Sabtu, 21 Juli 2018

ANIS MATTA: HOAX


Perbaikan pada cara berpikir dimulai dengan membersihkan pikiran-pikiran kita dari segala bentuk kebodohan (jahl), yaitu mempercayai sesuatu yang tidak kita ketahui.  Atau waham, yaitu setiap informasi yang kandungan kebenarannya di bawah 50%. Atau keraguan (syak) yang kandungan kebenarannya hanya 50%. Atau prasangka (zhan) yang kandungan kebenarannya antara 50% – 100%.
Hal ini disebabkan input yang salah secara otomatis akan mengeluarkan output yang juga salah. Kita akan tetap melakukan sesuatu berdasarkan perintah pikiran kita, walaupun informasi yang membentuk pikiran kita adalah waham.

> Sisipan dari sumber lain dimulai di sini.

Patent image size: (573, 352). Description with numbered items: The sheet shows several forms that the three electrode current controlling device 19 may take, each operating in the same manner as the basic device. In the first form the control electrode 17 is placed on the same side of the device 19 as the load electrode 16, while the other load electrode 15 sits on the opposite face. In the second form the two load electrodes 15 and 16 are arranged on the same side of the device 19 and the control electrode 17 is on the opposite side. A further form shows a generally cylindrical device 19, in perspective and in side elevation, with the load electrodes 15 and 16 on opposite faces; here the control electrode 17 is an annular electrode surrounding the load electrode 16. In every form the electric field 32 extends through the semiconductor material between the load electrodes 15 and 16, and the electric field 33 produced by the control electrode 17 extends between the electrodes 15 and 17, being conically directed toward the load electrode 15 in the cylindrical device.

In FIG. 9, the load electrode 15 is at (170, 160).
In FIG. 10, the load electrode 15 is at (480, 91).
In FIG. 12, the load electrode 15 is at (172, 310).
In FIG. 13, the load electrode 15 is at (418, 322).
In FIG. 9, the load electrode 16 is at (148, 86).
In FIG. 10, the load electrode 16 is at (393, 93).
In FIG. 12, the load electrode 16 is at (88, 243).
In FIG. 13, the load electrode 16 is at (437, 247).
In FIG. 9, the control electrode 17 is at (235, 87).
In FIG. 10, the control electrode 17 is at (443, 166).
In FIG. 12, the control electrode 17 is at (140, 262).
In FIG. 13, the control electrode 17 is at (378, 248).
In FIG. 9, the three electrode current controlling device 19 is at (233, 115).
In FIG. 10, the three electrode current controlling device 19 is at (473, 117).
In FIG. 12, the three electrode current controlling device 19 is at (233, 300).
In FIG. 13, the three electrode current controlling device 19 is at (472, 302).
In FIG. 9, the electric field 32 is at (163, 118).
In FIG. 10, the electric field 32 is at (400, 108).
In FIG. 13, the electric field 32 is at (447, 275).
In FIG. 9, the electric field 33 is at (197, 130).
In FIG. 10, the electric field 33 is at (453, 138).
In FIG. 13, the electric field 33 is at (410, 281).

Kadangkala, misalnya, kita takut terhadap sesuatu karena membayangkan yang seram-seram tentang sesuatu itu, padahal apa yang kita bayangkan sebenarnya tidak ada dalam kenyataan.
Di sisi lain, kita mungkin marah pada seseorang, semata-mata karena mendapatkan informasi yang buruk tentang orang tersebut, katakanlah melalui gosip, yang kebenarannya tidak dapat dipertanggungjawabkan.

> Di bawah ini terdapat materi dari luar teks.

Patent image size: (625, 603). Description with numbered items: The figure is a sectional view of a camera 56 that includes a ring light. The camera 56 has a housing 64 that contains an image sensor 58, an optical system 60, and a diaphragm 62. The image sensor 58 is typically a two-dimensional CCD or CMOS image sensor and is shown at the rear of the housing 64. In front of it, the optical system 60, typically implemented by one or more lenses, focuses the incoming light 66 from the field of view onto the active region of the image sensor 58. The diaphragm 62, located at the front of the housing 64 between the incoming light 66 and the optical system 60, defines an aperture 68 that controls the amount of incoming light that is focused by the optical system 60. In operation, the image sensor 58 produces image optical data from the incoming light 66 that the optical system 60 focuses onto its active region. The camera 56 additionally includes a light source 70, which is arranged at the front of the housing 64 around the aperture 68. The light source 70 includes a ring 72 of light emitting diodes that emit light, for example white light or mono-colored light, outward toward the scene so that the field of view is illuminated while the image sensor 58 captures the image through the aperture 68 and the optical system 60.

“Sesungguhnya prasangka itu sama sekali tidak berguna di depan kebenaran.” (QS Yunus, 10: 36)
Itulah sebabnya agama melarang kita untuk percaya pada takhayul, khurafat, gosip, fitnah, dan lainnya. Sebab, itu semua tidak mempunyai dasar kebenaran yang dapat dipertanggungjawabkan.

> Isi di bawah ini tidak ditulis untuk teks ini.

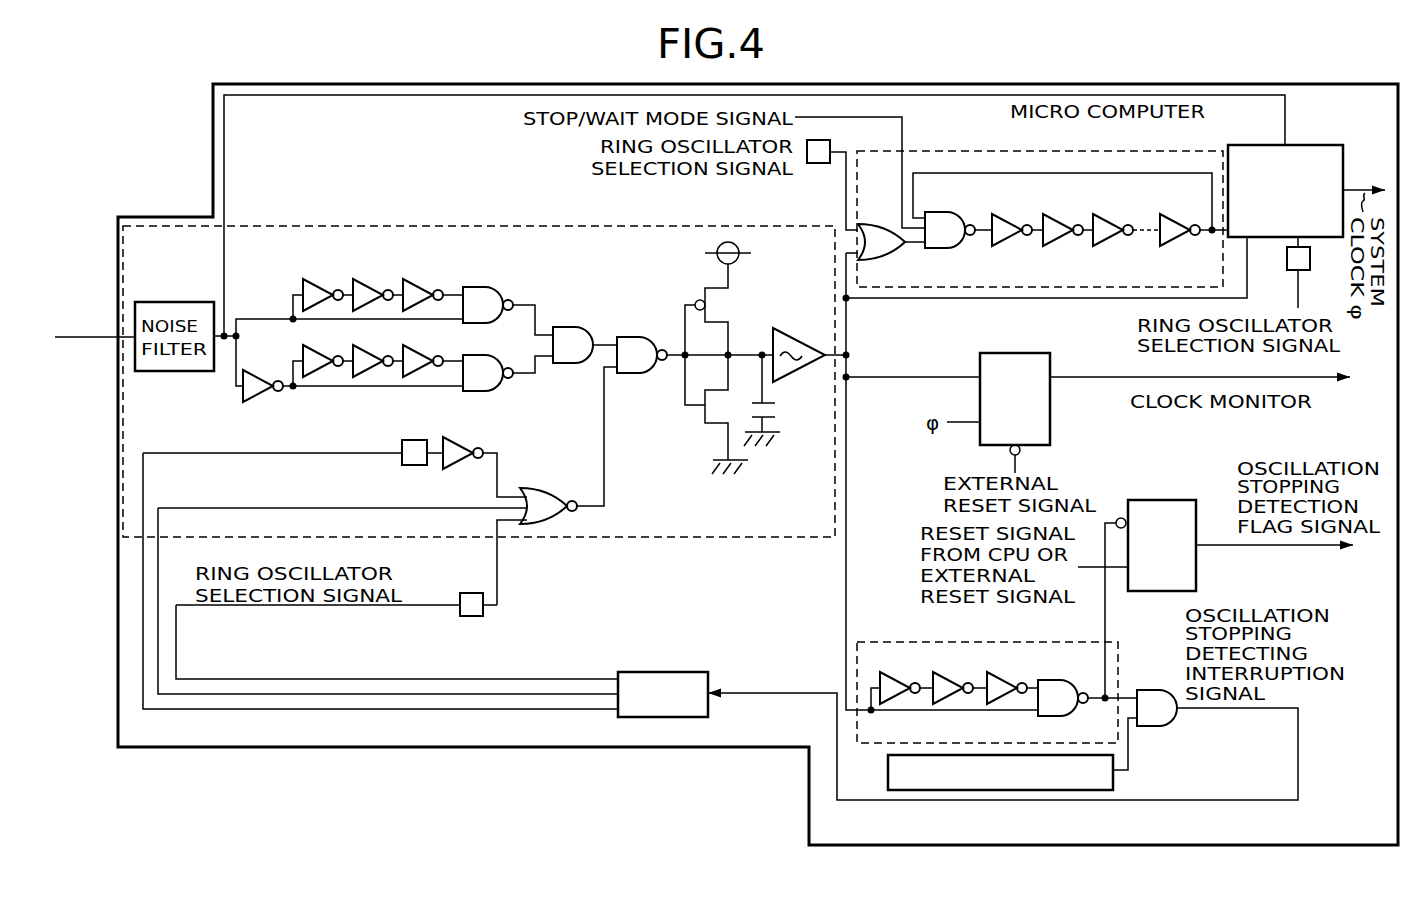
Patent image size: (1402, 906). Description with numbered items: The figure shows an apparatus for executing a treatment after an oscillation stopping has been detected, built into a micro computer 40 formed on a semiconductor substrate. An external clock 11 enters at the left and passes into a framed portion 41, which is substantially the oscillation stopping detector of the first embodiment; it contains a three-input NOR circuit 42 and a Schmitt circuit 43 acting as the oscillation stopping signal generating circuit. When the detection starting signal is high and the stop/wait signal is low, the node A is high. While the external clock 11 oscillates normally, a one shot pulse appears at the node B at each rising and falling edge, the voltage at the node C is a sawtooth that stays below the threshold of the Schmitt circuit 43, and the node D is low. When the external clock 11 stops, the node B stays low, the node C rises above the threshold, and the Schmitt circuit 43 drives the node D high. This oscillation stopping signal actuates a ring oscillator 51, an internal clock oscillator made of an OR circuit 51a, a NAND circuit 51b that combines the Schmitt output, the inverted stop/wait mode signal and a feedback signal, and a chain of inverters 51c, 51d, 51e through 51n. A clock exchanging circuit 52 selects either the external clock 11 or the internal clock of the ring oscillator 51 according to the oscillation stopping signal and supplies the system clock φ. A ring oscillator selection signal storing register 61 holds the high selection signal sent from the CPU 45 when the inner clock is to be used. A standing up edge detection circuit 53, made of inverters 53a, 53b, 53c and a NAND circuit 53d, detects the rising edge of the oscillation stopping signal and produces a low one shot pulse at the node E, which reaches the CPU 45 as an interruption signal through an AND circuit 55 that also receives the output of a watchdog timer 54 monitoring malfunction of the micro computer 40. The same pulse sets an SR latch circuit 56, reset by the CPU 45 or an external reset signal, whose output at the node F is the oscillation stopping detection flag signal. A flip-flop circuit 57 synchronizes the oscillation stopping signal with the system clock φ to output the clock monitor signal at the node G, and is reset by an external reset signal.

The external clock 11 is at (92, 335).
The micro computer 40 is at (212, 158).
The framed portion 41 is at (258, 226).
The NOR circuit 42 is at (543, 489).
The Schmitt circuit 43 is at (788, 378).
The CPU 45 is at (681, 672).
The ring oscillator 51 is at (975, 134).
The OR circuit 51a is at (896, 256).
The NAND circuit 51b is at (953, 248).
The inverter 51c is at (1003, 216).
The inverter 51d is at (1063, 244).
The inverter 51e is at (1107, 216).
The inverter 51n is at (1178, 244).
The clock exchanging circuit 52 is at (1322, 143).
The standing up edge detection circuit 53 is at (904, 626).
The inverter 53a is at (898, 679).
The inverter 53b is at (951, 706).
The inverter 53c is at (1005, 679).
The NAND circuit 53d is at (1057, 715).
The watchdog timer 54 is at (1115, 781).
The AND circuit 55 is at (1177, 726).
The SR latch circuit 56 is at (1176, 500).
The flip-flop circuit 57 is at (1051, 427).
The ring oscillator selection signal storing register 61 is at (818, 163).
The node A is at (605, 433).
The node B is at (678, 347).
The node C is at (763, 347).
The node D is at (833, 348).
The node E is at (1098, 674).
The node F is at (1209, 541).
The node G is at (1073, 375).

Kita harus membiasakan diri untuk mengetahui sesuatu sebagaimana ia adanya, secara akurat dan objektif, dan terbukti bahwa kandungan kebenarannya 100%. Sebab, itulah yang disebut ilmu.
Maka, berpengetahuan berarti bertindak atas dasar kebenaran ilmiah, bertindak dengan bimbingan ilmu pengetahuan, dan berbicara dengan muatan ilmiah.
Tidak ada sesuatu yang dapat dilakukan secara benar, kecuali jika kita mempunyai pengetahuan yang benar tentang sesuatu tersebut.